Although social media marketing has been a critical component of retail strategies in recent years, the impact on purchasing through the power of direct engagement with the consumer cannot be overstated.

As many as 86% of women shoppers say they are more likely to buy a brand they’ve never purchased when they begin to interact with that brand on social media, according to a survey from Influence Central.

Such engagement affects longer-term loyalty beyond prompting a first purchase: 87% say they are more likely to buy a brand more regularly that they check in or engage with on social media.


Along with the brand itself, product reviews and recommendations from third parties continue to serve as a guideline for how the modern female consumer shops. For example:

  • 82% of women consumers say the ability to glean insights and recommendations from social media channels has changed the way they gather opinions and information;

  • 81% of consumers say product reviews influence the way they shop; and

  • 72% say the ability to check social media recommendations takes the guesswork out of buying a new product.

The respondents also said the following social media shares influence the way they shop:

  • Recipes (60%);

  • Photos/videos/images (57%);

  • Testimonials (53%);

  • Reader comments (51%); and

  • Life hacks (42%).

To conduct the survey, Influence Central interviewed more than 400 women shoppers via an online questionnaire that looked at motivational trends for shopping behavior and how an increasingly connected environment affects shopping habits.

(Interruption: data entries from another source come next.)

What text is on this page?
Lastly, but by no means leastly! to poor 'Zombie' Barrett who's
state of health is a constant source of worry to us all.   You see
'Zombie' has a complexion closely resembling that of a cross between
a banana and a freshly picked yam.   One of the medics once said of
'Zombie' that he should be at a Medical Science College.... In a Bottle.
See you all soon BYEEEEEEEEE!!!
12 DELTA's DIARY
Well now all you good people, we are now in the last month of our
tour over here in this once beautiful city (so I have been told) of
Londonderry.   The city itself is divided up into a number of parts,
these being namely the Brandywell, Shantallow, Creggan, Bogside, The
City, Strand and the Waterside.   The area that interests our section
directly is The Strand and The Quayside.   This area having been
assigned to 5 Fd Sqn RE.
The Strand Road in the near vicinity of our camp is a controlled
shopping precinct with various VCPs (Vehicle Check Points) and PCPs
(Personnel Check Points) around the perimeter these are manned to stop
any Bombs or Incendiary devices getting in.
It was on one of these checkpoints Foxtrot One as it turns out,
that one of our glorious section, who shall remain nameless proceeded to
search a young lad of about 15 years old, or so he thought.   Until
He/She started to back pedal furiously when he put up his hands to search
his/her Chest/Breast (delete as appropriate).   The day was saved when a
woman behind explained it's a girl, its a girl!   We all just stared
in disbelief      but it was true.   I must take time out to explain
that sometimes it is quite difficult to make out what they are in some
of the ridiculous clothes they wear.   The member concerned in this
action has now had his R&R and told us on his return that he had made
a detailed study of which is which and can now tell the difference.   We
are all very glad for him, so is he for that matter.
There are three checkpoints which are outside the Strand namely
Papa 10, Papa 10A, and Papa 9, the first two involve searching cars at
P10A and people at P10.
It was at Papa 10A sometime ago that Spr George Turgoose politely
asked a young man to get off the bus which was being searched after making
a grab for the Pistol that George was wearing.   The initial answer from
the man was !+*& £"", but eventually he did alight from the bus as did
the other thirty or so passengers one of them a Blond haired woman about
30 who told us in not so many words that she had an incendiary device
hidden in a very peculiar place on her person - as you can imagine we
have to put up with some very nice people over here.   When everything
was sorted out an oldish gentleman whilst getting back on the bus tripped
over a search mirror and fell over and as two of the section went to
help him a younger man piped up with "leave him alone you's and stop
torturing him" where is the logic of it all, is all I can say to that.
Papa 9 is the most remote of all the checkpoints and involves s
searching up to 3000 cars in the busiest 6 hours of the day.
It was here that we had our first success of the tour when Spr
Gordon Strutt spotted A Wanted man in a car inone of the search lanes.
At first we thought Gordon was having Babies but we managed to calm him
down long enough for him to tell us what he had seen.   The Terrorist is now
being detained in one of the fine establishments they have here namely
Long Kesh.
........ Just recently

Articles And TV Ads Drive Awareness, But Not Purchase

While these social media tactics have been shown to be effective in prompting consumers to make their next purchase, retailers also have to be aware of how they position more traditional methods. For example, only 1.9% of these consumers say seeing a TV ad impacts their decision to buy the product, while just 2.2% decide to buy a product when seeing an article or mention of it in a newspaper or magazine.

This means that while these forms of media generate awareness for products, they don’t generate sales and should be used mostly to get the brand/merchandise on the consumer’s mind.